La forteresse abandonnée de Khar Nuur faisait partie d'un ensemble beaucoup plus vaste de murs et de forteresses qui s'étendaient sur plus de 4 000 km de long. La forteresse elle-même, le mur et le fossé qui l'accompagnent représentent environ 737 km.

La sépulture a été découverte par hasard dans les murs de Khar Nuur. Elle se composait d'un cercueil en bois, de divers objets funéraires et du corps d'une femme. La tombe est l'une des 25 autres sépultures mongoles découvertes jusqu'à présent datant de cette période.

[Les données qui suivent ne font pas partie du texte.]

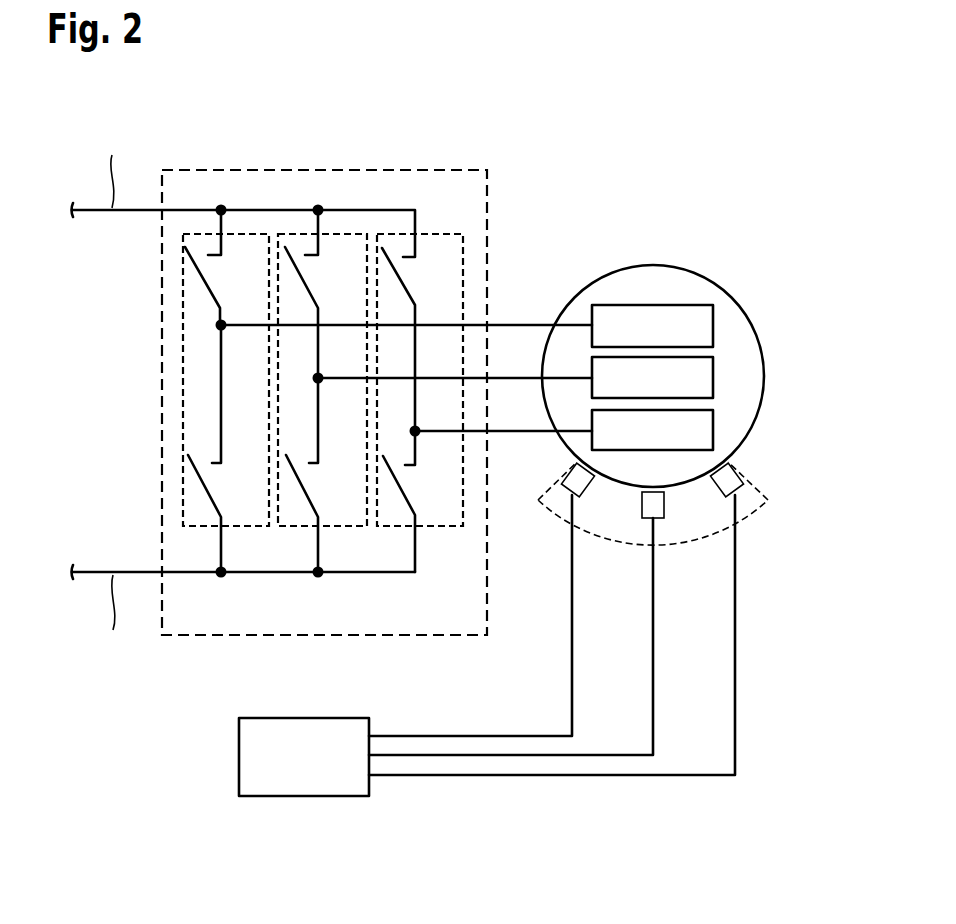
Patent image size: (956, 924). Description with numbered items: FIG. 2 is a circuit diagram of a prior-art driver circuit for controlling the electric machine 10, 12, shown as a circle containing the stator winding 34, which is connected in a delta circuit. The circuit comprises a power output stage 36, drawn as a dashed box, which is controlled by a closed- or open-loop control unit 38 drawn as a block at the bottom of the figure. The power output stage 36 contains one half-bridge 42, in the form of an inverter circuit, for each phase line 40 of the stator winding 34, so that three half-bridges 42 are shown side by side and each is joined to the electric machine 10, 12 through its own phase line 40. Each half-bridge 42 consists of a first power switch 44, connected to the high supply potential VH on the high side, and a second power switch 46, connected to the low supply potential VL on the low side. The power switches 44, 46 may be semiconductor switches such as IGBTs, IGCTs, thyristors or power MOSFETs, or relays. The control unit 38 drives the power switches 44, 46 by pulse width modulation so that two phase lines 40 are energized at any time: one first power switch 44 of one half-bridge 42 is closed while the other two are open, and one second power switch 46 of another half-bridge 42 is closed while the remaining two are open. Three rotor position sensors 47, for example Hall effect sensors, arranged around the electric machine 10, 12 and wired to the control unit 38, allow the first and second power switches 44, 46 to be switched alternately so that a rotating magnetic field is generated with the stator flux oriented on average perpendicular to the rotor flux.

The electric machine / motor 10 is at (684, 346).
The rotor / motor unit 12 is at (653, 376).
The stator winding 34 is at (676, 299).
The power output stage 36 is at (325, 390).
The closed- or open-loop control unit 38 is at (302, 776).
The phase line 40 is at (515, 325).
The half-bridge 42 is at (269, 336).
The first power switch 44 is at (203, 280).
The second power switch 46 is at (203, 490).
The rotor position sensor 47 is at (758, 502).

Le professeur Shelach-Lavi fournit une explication possible de la rareté des tombes datant de cette période:"La tombe que nous avons trouvée n'était pas marquée au-dessus de la surface (nous l'avons trouvée par hasard), donc c'était peut-être la norme à cette époque, et donc moins de tombes ont été identifiées et fouillées. Je dois également souligner qu'il s'agit d'une période relativement courte de moins de 100 ans, donc peut-être qu'elle n'a pas « produit » beaucoup d'enterrements ou d'autres sites, mais elle est également très importante pour notre compréhension de l'essor de l'empire mongol."

Une tombe d'élite pré-mongole découverte dans une forteresse abandonnée 
Plan de la tombe fouillée à Khar Nuur, groupe 27, comprenant une vue de profil et trois mesures d'élévation (masl). Les lignes pointillées montrent une configuration approximative du cercueil basée sur une récupération partielle du bois et des taches sur le sol. Des fragments d'écorce utilisés à l'origine comme couvercle du cercueil sont également représentés au-dessus du contexte. L'ensemble funéraire se compose de (1) boucles d'oreilles en or ; (2) perles de corail et de verre ; (3) plaques ornementales en or ; (4) perles plus petites cousues à l'origine dans du tissu ; (5) un bracelet en or ; (6) des fragments d'un objet en bois et en cuir à cadre en bronze, peut-être un étui à flèches ; (7) des fragments d'un récipient en bronze ; (8) des fragments d'une coupe en argent ; (9) un objet en écorce de bouleau provisoirement identifié comme une coiffure traditionnelle de femme. Archaeological Research in Asia (2024). DOI: 10.1016/j.ara.2024.100537

La femme a été enterrée entre 1158 et 1214 de notre ère, comme le prouvent les datations au radiocarbone. Elle avait entre 40 et 60 ans lorsqu'elle est décédée. Son corps a été placé en position couchée (face vers le haut) dans une tombe peu profonde ; pour l'inhumation, elle avait été vêtue d'une robe de soie jaune et d'une coiffe rappelant les chapeaux traditionnels des femmes médiévales, appelés bogtag malgai.

Elle appartenait probablement à l'élite, comme en témoignent les boucles d'oreilles en or, la coupe en argent, le récipient en bronze, le bracelet en or et les perles de corail et de verre retrouvés dans sa tombe, entre autres objets funéraires.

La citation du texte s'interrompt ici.